# Point and Shoot in 8k



## varuog (Aug 21, 2011)

Hi friends,

I am looking for a point and shoot in and around the 8k range.
Since this will be my first camera, I am not very sure of the specs I want.

An all round performer will do as I will use the camera for mainly daily life shooting.
I hardly record videos so don't want to put much stress on that feature.

After some browsing and my friends' suggestions I found 2 good options :
1. Sony CyberShot DSC W570
2. Nikon CoolPix S3100

Please advice me which of the two is a better buy and if there are any other models that I should consider.

P.S: I'd prefer something from Nikon.

Thanks in advance.


----------



## sujoyp (Aug 21, 2011)

@OP I think nikon S3100 is very good and have almost all features...it got good reviews


----------



## varuog (Aug 21, 2011)

Thanks sujoyp.

Is there any other (better) Nikon model around the 8-9k range which I can consider?

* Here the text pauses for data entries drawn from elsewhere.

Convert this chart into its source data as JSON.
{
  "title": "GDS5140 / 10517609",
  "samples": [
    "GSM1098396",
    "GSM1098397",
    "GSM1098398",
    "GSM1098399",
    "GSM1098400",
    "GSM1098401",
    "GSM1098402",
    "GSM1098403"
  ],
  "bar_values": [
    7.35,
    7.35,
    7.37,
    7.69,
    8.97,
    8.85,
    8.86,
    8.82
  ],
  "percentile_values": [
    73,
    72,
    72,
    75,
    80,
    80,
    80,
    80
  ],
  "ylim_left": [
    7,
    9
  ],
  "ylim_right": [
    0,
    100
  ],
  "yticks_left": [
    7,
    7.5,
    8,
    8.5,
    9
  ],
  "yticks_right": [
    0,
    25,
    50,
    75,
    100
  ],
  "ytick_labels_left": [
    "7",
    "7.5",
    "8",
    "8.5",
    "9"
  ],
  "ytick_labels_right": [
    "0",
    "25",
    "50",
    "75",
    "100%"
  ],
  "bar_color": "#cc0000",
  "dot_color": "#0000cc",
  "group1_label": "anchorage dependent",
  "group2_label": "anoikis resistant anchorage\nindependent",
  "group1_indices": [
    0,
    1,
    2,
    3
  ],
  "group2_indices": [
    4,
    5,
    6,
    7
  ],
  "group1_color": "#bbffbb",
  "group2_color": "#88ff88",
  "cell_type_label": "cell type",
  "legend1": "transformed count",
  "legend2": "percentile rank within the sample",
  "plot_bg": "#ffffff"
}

Also, (although I am a little inclined towards Nikon) I am open for suggestions from other brands as long as I am getting a better deal..

please suggest..


----------



## sujoyp (Aug 21, 2011)

Check Canon IXUS 115 HS Point & Shoot but it cost around 9k...better then nikon S3100


----------



## varuog (Aug 21, 2011)

Is there any good sub 8k priced model which uses AA battery ?


----------



## d6bmg (Aug 21, 2011)

Canon IXUS 115 HS

Canon is better than Nikon in p&s category.


----------



## MetalheadGautham (Aug 22, 2011)

See if you can get a canon that supports CHDK. This is an aftermarket firmware that boots off the memory card which makes performing more complex tasks with your P&S like manually adjusting exact ISO/shutter, time-lapse photography, etc possible.


----------